翻译：我们提出ITQ3_S（交错三元量化——专用型），一种融合TurboQuant（TQ）的大语言模型新型3位权重量化格式，其中TurboQuant是基于快速沃尔什-哈达玛变换（FWHT）的旋转域策略。传统3位方法因重尾权重分布和跨通道异常值而存在精度损失。ITQ3_S在量化前通过FWHT预旋转权空间，将异常值能量分散至整个向量，诱导出适于均匀三元编码的近高斯分布。我们推导出严格的逆量化流程，将256点逆FWHT融合至CUDA共享内存加载阶段，确保重建误差仅受限于三元量化网格，且不引入变换反演的额外误差。对于任意权重向量$\mathbf{w} \in \mathbb{R}^{256}$，重建满足$\|\hat{\mathbf{w}} - \mathbf{w}\|_2 \leq ε_q$，严格小于未利用旋转诱导分布归一化的均匀3位基线方法。
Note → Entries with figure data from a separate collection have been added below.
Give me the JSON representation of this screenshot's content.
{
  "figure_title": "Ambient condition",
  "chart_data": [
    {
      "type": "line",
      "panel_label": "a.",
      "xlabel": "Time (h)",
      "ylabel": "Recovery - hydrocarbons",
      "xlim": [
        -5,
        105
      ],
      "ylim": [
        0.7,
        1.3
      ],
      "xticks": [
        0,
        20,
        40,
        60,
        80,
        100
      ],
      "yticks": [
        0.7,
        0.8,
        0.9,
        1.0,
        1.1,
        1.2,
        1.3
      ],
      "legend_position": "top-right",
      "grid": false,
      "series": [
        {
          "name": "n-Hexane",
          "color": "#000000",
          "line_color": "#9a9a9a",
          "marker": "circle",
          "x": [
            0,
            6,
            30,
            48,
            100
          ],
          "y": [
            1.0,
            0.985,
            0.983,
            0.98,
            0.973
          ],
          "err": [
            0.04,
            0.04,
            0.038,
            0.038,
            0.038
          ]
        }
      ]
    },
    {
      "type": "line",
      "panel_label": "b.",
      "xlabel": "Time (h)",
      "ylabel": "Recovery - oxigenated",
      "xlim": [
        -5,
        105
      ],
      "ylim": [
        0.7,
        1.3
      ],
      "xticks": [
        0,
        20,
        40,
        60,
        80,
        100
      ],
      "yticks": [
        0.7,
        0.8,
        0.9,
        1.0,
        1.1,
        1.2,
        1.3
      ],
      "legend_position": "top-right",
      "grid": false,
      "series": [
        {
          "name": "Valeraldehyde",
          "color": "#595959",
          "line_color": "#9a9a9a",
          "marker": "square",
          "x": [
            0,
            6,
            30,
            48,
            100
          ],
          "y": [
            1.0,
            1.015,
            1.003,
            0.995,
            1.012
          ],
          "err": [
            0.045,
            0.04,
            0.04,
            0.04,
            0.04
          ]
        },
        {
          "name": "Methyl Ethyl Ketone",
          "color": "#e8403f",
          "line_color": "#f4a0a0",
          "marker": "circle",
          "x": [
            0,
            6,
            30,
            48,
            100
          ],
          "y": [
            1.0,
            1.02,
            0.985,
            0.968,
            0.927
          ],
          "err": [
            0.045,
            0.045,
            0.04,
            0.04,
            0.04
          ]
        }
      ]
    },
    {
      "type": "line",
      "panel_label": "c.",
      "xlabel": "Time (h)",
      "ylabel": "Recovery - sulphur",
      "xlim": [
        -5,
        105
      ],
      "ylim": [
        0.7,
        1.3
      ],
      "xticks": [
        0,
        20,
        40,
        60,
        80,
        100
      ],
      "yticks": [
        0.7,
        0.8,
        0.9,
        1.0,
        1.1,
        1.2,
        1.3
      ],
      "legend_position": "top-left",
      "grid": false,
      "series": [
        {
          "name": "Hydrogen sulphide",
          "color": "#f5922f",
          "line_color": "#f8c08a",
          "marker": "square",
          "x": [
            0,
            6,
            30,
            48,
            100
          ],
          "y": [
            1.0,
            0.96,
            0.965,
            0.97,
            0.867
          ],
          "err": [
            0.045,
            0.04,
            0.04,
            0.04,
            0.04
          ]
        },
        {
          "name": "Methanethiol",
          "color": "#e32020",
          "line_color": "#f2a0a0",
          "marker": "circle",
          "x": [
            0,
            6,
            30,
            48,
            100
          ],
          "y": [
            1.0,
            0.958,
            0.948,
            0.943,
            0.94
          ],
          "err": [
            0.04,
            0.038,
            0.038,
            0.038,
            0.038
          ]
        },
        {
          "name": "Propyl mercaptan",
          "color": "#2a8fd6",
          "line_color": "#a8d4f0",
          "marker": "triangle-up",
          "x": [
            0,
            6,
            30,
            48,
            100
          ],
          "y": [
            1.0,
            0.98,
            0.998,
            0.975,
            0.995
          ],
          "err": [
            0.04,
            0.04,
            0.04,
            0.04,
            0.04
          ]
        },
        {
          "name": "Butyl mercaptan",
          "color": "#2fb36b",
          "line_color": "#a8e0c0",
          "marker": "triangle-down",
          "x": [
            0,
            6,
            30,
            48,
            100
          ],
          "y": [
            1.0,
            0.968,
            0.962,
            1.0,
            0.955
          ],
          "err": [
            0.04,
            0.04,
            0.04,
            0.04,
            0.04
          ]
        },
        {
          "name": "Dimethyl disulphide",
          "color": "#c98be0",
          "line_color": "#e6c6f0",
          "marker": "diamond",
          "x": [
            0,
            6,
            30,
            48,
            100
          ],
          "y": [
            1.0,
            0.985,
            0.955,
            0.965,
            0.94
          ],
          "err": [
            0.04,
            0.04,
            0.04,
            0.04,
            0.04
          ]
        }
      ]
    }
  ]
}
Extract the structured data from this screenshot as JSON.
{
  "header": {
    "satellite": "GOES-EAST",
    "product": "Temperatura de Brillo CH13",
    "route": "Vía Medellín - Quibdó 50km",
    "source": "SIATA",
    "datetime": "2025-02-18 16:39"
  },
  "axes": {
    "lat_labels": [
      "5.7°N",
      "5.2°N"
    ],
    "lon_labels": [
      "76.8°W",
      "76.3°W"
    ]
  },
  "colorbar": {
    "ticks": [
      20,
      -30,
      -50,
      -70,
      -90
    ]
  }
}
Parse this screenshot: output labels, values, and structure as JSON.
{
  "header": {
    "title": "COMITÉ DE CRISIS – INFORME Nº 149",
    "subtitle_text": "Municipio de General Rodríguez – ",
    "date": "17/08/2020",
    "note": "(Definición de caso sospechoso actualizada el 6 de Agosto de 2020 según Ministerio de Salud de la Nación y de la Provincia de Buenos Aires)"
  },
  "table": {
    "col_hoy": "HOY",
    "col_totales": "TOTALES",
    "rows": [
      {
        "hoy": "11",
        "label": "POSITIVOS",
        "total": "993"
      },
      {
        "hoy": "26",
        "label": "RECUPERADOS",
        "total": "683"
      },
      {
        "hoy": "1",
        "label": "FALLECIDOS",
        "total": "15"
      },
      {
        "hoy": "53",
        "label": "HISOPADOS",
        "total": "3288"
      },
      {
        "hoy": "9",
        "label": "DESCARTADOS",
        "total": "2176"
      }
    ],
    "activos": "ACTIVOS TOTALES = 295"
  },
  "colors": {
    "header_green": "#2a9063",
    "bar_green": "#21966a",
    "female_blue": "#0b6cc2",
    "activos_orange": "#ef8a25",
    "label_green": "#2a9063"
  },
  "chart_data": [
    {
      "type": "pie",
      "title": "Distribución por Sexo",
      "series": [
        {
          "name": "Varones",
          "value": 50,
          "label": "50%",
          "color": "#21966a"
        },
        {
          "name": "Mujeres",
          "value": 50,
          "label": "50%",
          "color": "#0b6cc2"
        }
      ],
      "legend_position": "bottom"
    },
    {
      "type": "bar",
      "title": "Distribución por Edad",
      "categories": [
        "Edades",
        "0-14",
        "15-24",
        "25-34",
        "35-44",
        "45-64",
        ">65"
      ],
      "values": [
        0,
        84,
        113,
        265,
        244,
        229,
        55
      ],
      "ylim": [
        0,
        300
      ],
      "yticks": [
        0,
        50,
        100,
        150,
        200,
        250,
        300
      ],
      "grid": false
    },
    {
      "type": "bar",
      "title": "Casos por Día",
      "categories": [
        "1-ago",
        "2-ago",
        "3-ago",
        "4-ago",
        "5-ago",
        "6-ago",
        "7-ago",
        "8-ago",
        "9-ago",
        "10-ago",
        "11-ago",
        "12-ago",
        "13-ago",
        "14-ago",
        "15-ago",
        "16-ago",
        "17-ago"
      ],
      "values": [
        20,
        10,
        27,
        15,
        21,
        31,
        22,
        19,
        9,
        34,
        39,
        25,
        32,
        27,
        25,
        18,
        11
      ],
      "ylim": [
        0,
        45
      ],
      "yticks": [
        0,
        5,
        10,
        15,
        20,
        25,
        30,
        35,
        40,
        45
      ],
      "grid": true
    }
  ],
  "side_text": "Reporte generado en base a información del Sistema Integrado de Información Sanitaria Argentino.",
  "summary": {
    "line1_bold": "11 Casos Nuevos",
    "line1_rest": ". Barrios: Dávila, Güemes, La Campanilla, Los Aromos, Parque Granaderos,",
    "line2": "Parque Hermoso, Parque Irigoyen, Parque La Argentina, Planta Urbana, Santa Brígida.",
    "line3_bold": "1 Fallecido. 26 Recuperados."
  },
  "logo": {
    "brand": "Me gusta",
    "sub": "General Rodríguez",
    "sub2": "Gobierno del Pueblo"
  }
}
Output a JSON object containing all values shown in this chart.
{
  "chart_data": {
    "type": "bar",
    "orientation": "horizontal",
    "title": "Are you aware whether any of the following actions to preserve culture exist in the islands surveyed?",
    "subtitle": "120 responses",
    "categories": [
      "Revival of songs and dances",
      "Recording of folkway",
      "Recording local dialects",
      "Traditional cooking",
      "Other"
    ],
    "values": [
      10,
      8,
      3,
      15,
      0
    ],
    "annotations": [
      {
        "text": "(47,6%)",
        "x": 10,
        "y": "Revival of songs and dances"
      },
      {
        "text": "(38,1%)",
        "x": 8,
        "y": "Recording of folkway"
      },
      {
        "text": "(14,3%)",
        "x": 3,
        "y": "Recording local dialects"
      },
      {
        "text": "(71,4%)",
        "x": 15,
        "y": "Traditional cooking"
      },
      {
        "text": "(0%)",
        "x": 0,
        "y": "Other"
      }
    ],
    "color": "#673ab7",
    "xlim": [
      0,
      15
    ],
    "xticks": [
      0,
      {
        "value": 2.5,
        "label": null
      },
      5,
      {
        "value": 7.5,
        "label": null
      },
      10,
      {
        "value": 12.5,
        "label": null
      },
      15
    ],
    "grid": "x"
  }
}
TurboQuant缺乏原生CUDA内核，无法直接部署；若简单将TQ与现有权重量化器组合，会引入跨层累积的域不匹配误差，导致性能低于标准3位基线。ITQ3_S通过将FWHT旋转与量化内核协同设计为基于IQ3_S权重格式的统一流水线，并将逆变换融合至CUDA MMQ内核来解决此问题。实验表明，在NVIDIA RTX 5090（Blackwell）上，ITQ3_S在取得与FP16相当的困惑度的同时，通过优化的DP4A和Tensor Core调度实现超过4位替代方案1.5倍的吞吐量。我们的结果确立了ITQ3_S作为一种实用且数学严谨的方案，可在消费级硬件上实现高保真LLM部署。